When you relinquish this expectation - that anyone else should behave as you see fit - you open yourself to a world of freedom. A burden is lifted, and you can focus your energy into places that you control.
Another way of framing this principle, one that acknowledges the long-term nature of all important relationships: I cannot command you to change, but I can invite you to grow.
(5) I am the confident caretaker of myself.
You released your demands for anyone else to change. However, you do have standards for how you would like to be treated.
You, and you alone, are responsible for meeting those standards. This is a principle of ownership. You take full accountability for meeting your own needs. Others are justified in acting however they would like, and you are justified in responding in a way that suits your desires and preferences. Your time and energy are focused on the latter. Isn’t that straightforward?
You can establish consequences, set boundaries, distance yourself, whatever you want! Whatever is in your heart to do. That is your duty.
When you take ownership of your own actions, you no longer demand that others be responsible for meeting your expectations. Thus, they no longer appear threatening when they do not comply. You realize that very few people, if any, are threats to your getting what you want.
(6) I make requests, not demands.
You are fundamentally connected to and reliant on others throughout our life. So if you cannot make demands of these others, what do you do? You make requests instead.
What is the difference between a demand and a request?
A demand relies on control, obligation, and a threat of punishment. A request relies on joint commitment, motivation, and clarity of consequences.
If someone denies a demand, you feel angry and indignant; you hold it against them and punish them.
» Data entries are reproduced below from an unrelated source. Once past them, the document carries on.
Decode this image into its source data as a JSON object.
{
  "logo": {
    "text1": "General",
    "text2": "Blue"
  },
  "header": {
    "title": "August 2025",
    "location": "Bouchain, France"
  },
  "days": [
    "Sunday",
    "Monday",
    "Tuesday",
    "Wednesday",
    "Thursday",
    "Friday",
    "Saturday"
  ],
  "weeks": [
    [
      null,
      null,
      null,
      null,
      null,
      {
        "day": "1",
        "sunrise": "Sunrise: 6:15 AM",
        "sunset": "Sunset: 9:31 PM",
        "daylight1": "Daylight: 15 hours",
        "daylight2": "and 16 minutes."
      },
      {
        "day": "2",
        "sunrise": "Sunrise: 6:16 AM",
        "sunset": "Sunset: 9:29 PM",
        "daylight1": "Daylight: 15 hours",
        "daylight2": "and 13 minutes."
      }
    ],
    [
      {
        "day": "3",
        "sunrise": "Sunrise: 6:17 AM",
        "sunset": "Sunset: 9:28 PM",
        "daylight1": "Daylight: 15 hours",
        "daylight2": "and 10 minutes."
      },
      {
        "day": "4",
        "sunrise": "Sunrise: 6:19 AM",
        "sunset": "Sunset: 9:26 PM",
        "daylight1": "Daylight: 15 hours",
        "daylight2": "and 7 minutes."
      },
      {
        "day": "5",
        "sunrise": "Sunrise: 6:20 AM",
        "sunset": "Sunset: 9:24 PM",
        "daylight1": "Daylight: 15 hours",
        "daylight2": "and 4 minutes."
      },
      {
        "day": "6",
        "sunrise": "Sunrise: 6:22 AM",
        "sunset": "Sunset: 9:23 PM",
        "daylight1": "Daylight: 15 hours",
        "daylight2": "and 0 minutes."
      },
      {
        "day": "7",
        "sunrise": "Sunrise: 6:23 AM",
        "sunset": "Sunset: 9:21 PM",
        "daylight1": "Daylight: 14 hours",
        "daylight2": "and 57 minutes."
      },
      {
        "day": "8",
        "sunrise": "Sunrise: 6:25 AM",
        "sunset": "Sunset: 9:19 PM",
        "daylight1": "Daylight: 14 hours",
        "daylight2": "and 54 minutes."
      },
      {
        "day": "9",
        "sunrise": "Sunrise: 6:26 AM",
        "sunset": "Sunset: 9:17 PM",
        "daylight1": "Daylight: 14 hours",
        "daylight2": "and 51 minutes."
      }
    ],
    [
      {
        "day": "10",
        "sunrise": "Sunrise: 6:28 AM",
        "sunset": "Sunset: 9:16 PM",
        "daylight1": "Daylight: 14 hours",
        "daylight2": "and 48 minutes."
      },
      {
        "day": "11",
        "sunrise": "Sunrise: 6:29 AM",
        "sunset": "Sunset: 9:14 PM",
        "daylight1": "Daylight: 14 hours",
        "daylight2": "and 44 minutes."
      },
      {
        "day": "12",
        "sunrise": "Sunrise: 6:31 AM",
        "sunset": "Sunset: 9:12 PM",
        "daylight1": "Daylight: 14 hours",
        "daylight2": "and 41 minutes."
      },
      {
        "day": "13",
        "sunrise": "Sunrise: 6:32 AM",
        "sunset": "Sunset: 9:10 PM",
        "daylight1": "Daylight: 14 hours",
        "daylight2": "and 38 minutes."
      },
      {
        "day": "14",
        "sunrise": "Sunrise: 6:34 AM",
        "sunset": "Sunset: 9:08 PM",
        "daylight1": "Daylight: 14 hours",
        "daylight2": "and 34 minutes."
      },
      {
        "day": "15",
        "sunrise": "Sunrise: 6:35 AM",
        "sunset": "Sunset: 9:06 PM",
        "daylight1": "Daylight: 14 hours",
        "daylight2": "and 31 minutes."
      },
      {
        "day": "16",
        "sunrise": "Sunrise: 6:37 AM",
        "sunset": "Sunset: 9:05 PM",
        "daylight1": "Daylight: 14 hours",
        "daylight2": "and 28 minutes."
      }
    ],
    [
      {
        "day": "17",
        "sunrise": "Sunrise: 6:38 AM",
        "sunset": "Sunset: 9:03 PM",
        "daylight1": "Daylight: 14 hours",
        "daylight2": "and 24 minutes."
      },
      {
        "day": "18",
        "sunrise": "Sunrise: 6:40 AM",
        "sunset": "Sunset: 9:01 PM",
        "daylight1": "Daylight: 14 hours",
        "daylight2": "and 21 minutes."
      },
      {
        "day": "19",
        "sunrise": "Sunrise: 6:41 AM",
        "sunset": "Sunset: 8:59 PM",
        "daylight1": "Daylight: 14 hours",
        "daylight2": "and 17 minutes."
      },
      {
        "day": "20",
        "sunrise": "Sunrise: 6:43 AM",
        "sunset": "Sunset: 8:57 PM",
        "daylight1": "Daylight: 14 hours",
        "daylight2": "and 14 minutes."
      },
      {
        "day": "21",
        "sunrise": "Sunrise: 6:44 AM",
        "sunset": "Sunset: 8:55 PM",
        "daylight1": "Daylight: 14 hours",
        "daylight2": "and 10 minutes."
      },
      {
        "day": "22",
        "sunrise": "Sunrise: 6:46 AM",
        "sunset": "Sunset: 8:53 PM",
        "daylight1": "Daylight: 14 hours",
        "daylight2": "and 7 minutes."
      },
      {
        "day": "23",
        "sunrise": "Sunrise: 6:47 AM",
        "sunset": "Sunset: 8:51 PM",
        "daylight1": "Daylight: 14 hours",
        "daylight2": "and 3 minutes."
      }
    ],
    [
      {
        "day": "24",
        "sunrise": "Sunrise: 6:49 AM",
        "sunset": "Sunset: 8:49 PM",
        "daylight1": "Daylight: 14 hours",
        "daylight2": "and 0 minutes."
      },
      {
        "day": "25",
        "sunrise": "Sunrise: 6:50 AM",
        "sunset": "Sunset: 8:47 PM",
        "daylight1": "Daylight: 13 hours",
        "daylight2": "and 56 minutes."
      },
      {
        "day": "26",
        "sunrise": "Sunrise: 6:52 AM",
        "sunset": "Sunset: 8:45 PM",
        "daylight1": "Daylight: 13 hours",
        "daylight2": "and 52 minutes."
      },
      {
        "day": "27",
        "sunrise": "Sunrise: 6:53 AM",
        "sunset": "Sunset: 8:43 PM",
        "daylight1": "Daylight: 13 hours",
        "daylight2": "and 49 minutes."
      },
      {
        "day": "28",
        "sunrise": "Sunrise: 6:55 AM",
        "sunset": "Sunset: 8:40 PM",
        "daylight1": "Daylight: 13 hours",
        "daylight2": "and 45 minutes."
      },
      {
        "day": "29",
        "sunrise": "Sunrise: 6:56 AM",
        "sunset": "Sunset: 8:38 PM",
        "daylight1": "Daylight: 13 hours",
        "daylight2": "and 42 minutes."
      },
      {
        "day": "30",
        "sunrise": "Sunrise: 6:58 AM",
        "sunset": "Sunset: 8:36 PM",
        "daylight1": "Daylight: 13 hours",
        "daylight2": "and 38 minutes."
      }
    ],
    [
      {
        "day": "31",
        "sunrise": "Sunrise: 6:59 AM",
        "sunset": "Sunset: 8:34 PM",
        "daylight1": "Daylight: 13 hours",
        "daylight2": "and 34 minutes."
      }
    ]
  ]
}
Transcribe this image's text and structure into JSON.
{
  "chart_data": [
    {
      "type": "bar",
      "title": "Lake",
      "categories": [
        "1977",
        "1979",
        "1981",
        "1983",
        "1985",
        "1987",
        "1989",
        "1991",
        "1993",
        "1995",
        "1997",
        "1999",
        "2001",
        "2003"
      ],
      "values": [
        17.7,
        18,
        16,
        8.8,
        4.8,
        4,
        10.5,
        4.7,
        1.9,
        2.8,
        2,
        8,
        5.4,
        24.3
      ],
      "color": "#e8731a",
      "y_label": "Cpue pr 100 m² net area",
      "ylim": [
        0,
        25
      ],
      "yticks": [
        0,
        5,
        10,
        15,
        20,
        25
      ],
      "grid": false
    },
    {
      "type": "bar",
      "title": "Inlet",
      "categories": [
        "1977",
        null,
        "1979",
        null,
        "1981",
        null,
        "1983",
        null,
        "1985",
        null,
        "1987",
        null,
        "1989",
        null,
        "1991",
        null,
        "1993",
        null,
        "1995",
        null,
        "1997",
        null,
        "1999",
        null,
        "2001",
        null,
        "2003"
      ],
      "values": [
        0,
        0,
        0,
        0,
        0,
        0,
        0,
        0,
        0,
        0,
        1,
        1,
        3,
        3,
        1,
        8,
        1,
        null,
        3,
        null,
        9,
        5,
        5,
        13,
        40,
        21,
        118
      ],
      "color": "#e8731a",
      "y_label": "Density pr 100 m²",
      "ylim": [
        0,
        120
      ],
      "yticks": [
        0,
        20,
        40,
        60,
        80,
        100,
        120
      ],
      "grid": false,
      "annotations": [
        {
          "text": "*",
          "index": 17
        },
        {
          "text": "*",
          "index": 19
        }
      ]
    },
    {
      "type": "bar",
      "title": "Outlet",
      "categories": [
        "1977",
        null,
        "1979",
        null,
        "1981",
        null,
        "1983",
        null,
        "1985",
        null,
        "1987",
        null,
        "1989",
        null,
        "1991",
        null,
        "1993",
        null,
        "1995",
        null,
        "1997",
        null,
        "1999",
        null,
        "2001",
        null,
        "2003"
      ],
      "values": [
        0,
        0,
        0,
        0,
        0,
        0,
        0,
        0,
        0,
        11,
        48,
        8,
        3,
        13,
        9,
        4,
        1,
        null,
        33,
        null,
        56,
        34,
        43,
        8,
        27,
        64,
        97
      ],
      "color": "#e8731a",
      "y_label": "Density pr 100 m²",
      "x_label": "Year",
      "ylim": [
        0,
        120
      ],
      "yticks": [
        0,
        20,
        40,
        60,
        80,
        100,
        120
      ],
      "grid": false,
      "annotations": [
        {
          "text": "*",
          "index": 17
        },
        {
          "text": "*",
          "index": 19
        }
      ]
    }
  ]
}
If someone denies a request, you appreciate them and move on with your life.
When you approach life in this way, you end up naturally attracting people who have the same vision of success that you do; you form genuine relationships, where there is very little effort to stay aligned because there are no threats or judgments.
(7) I keep my own worth, so I do not live by compliments or die by rejection.
You have freed others from your demands, you have taken control of your life. Now, you stay in control. A long time ago, when you were very young, you exported your sense of self-worth to others. This was useful at the time, because you were very young and incapable of caring for yourself. Now that you are in control of your life, you can re-take your worth. You can validate yourself internally.
You don’t need a compliment to feel good. You don’t let an insult bring you down. Goodness is your natural state (“there’s nothing wrong with anyone”). Your tranquility is a reflection of your self-awareness.
This work takes steady practice and awareness. Notice when you rely on others for your sense of worth, and return to your natural self. You have everything you need to be happy.
(8) I act out of inspiration, not out of obligation.
If you bring awareness to a tangled, messy relationship, you will notice the large role that obligation is playing. "I can't...", “I have to…”, “I should…”. All the actions you take to fulfill your sense of belonging, all of the roles you feel obligated to play, imposed on top of your being yourself.
It is this mountain of obligation that drives your frustration in many relationships. Every action done out of obligation puts a coin into a piggy bank of frustration, which one day may erupt.
Your obligations exist where there was once pure freedom, and you can return to freedom if you wish. To shift out of obligation, realize: you create your obligations. You alone carry them. You may think that you are exhausted by meeting others’ needs, but you are in fact exhausted by meeting your own need for acceptance or belonging. You may think you are frustrated with others, but you are frustrated with yourself.
(Bonus 9 for coming this far!) Compassion, compassion, everywhere.
Compassion is empathy in action. Grant it to yourself; grant it to others. It is the oil that keeps the complex engine or relationships running smoothly.